Series: Stope Packs #1
Published by RAZ INK LLC on 17th July 2021
Buy on Amazon
When Mia Stone is asked to consult on a case in the middle of nowhere, she leaps at the chance to escape the disaster that has become her FBI career, while ignoring the threat still pursuing her. Her instincts tell her that the small mining town of Lost Lake is out of the norm, and that’s before she meets the strongest suspect, a sexy and dangerous Seth Volk who draws her in a way she can’t fight.
Seth Volk has enough on his plate without worrying about a sweet and brilliant investigator on his tail. At his heart, he’s a predator, which comes in handy as the enforcer for his family and also his pack. His secret is barely beneath the surface, and if he allows Mia too close, she’ll see the wolf he tries to hide. When an unknown threat comes out of the forest, their only path to survive is with each other, no matter how sharp his bite or how deadly her wit.
I came out of Rebecca Zanetti’s ‘Wolf’ with mixed feelings, particularly after its brilliant, brutal start. The paranormal takes a back seat until the packs are unwittingly revealed as Mia Stone dives deeper into her journey of investigating violent murders. But unlike Zanetti’s previous series, the Stope Packs one–judging from the first book–is one that’s unapologetically tinged with violence, claustrophobic environments and dodgy people who are unwilling to talk to outsiders minus the odd inserts of humour or ill-timed jokes.
That there were 2 sets of laws wolf-shifters and humans abided by had been sort of made clear from the start, but I really needed to read (and even welcomed) Mia’s insistence that Seth Volk respected her career, her standing and her identity apart from the rather misogynistic ways of the small town of shifters. But while that was good to see Mia trying to stand up for herself, it was equally frustrating to see that stalemate when Seth simply chose to use the ‘this is our way’ line of reasoning to railroad these principles that he just couldn’t or wanted to stand by.
What I honestly found revolting (speaking as a contemporary romance consumer who hardly has visceral reactions to the romance-syfy-fantasty genre) was the rather uncivilised mode of justice, barbaric alpha-female dynamics and the awful dog-sniffing patriarchal hierarchy that have been incorporated into Zanetti’s shifter culture. Maybe it’s not my cup of tea personally, but I think I’d like to see a little more respect given to women in a way that doesn’t feel like grudging concessions.

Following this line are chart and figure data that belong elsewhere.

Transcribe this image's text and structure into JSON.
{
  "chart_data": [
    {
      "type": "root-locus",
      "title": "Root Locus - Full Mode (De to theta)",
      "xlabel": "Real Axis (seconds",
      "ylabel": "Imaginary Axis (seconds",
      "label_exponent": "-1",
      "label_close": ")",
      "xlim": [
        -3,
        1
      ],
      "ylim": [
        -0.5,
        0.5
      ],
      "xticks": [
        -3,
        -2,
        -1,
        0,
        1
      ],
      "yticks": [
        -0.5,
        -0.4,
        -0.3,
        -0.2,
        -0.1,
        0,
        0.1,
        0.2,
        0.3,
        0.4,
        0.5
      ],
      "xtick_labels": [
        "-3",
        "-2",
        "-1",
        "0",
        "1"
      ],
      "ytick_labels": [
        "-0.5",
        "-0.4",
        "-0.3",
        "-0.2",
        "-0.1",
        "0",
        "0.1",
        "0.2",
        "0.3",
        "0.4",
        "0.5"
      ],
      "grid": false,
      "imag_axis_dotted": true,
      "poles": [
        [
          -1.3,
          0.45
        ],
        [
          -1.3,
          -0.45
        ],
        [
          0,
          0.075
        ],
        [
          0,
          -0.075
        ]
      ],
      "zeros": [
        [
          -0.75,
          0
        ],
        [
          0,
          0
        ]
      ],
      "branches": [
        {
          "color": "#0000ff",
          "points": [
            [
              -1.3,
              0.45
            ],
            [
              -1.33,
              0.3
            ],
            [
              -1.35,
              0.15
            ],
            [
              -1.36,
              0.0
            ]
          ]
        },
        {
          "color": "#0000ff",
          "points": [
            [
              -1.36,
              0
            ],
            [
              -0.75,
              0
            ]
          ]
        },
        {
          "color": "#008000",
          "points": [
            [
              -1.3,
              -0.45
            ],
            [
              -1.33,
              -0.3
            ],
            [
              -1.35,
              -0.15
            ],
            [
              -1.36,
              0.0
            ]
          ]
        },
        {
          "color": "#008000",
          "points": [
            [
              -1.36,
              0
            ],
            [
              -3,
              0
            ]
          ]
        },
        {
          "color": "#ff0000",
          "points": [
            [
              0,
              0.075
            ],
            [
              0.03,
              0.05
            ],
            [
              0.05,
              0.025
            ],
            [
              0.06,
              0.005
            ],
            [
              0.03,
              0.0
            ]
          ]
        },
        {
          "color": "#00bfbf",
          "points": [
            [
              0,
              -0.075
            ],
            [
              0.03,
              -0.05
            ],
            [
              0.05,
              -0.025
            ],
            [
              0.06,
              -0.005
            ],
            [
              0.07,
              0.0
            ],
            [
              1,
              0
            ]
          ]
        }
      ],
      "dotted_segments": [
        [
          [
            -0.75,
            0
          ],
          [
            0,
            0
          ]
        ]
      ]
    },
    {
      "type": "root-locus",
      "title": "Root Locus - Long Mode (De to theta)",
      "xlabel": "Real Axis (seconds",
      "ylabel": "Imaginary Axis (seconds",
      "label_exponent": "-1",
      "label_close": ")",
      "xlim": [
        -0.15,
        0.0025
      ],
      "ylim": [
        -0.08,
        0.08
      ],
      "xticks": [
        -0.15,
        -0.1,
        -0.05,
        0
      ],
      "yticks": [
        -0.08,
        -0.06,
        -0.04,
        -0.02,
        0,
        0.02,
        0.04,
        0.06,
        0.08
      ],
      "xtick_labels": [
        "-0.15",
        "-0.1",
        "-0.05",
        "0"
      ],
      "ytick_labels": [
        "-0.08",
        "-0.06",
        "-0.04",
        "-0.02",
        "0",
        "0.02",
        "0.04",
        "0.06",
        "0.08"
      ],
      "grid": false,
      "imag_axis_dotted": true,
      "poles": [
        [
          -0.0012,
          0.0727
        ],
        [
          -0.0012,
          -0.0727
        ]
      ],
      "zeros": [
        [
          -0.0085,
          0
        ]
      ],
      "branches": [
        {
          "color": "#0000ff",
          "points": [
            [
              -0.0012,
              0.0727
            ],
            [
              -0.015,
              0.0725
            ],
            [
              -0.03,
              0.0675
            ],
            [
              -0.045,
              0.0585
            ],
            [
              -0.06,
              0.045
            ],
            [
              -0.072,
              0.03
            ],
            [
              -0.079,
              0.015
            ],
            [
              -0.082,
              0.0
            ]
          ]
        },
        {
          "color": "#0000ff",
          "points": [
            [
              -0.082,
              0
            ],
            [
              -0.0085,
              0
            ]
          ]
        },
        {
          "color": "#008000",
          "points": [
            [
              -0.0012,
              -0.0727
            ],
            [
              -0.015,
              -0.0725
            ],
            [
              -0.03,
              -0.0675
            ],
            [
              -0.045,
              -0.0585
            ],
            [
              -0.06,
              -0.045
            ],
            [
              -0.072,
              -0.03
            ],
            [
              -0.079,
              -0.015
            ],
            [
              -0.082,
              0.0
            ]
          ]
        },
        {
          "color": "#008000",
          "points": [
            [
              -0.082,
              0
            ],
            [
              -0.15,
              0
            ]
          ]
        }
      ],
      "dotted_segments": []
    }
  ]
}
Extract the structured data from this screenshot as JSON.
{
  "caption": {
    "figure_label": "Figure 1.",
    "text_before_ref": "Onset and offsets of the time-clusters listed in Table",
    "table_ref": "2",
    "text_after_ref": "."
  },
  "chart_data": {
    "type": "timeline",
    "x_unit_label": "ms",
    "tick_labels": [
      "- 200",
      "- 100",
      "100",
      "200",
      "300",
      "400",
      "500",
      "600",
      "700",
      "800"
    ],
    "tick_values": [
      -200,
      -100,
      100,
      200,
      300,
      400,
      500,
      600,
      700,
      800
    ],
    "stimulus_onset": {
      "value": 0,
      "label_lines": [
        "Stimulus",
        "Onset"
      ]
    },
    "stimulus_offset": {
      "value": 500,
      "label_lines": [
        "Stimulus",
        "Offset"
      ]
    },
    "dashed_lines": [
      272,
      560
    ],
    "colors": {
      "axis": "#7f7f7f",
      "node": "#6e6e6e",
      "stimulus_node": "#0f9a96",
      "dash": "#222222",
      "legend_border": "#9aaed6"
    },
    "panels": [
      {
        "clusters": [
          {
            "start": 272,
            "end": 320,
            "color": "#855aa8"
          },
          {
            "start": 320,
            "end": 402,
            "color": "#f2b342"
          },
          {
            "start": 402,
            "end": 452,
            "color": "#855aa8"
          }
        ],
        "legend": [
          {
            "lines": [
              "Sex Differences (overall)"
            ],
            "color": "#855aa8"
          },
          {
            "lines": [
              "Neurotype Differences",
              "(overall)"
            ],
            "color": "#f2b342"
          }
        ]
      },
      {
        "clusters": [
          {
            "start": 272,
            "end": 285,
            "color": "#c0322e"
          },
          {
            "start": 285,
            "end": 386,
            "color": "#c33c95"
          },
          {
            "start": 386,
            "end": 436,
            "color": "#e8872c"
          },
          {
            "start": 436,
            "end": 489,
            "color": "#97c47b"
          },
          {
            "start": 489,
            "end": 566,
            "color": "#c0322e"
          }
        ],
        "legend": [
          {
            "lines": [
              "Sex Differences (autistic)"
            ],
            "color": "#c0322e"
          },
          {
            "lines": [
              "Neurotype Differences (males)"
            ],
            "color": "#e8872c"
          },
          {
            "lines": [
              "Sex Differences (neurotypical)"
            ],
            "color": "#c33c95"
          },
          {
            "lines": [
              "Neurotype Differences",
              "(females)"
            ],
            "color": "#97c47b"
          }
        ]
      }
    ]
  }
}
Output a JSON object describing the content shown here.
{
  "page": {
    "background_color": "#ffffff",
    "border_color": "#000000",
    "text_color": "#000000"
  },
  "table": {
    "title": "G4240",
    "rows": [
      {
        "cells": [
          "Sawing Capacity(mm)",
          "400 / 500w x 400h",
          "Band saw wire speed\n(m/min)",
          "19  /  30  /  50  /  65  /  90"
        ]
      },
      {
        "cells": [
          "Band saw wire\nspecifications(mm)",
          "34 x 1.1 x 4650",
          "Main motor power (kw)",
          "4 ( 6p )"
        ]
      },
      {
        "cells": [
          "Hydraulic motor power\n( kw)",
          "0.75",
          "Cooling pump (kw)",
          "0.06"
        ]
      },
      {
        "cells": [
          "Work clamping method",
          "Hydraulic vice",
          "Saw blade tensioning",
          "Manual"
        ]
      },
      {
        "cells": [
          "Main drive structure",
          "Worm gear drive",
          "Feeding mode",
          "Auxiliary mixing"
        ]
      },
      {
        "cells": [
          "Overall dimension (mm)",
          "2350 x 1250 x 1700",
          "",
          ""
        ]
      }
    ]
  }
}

The mystery and the twists and turns were good nonetheless, but ‘Wolf’ didn’t have an ending in a way I thought I could be satisfied with. It’s a hurried HFN; there’s a sequel on the horizon presumably looking to explore Seth’s new role of the Alpha and the new mated relationship he’s got going with Mia. I wish I could be more enthused given I do like some shifters in my reading arsenal, but that I’m just that tad bit too put out at the moment to consider going on.